Язычество по своей природе страждет психологизмом, это именно свойство делает его неизбежно множественным. Это не тот нормальный «психологизм», который связан с индивидуальностью, налагающей свою печать на общий характер мировосприятия. Он проникает здесь в самую глубину, становится основой религиозного познания. Психологизм, таким образом углубляясь, становится космизмом, берет человека уже как существо микрокосмическое. Тем не менее оно роковым образом остается погружено в свою субъективность именно тогда, когда должно возвыситься над миром и над собой, — акт, трансцендентный по замыслу и по смыслу, остается замкнутым в имманентности. Ибо им–манентизм в религии, каковым обречено остаться язычество, именно и есть психологизм, невольный и неизбежный субъективизм. Однако же, углубленный до космизма, психологизм этот уже не является окончательно замкнутым, через него прорываются и просвечивают лучи объективной истины. Всякая серьезная религия обладает известной степенью истинности, содержит в себе некий ее лик.

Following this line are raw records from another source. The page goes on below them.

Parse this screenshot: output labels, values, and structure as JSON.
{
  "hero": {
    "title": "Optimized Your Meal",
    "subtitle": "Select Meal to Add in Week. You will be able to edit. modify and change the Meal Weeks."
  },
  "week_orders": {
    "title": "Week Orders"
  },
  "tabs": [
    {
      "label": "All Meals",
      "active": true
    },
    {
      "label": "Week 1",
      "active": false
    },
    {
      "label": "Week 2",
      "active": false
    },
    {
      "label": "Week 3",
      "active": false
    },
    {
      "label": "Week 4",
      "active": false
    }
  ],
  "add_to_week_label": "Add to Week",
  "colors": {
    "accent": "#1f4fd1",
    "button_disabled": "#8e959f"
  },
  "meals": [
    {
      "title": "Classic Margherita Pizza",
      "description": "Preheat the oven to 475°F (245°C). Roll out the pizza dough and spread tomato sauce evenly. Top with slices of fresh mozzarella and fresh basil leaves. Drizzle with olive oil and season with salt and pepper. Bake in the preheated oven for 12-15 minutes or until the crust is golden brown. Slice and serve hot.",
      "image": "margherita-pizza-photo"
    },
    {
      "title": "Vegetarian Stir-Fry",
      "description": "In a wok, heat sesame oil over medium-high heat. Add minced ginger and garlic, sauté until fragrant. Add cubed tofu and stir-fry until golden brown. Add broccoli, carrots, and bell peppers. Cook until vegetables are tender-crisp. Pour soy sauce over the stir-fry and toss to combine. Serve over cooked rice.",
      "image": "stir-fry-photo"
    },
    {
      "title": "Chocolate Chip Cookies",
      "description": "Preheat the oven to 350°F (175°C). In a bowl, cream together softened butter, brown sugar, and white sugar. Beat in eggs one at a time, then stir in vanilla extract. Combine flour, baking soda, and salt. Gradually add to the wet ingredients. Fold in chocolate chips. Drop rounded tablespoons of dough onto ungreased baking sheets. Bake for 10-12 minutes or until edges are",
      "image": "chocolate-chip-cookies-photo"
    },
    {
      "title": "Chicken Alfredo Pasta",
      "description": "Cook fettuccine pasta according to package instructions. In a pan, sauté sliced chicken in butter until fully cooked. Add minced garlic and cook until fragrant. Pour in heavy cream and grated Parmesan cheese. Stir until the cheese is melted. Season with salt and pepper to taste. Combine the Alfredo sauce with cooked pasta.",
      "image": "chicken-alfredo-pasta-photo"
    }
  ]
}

Но вместе с истинностью ей свойственна и лживость, искажение этого лика. Эта двойственность проникает и в собственное сознание язычества, что делает ему присущим трагизм, проистекающий из знания своей неокончательности и относительности. Посвященные в мистерии узнавали, что боги Олимпа невечны (Шеллинг), как и германцы прозревали «гибель богов» и пожар Валгаллы [865 — Жилище верховного бога скандинавской мифологии Одина.]. От этого трагического надлома свободно только христианство, которое может развиваться в своем откровении дальше, но никогда не подлежит отмене.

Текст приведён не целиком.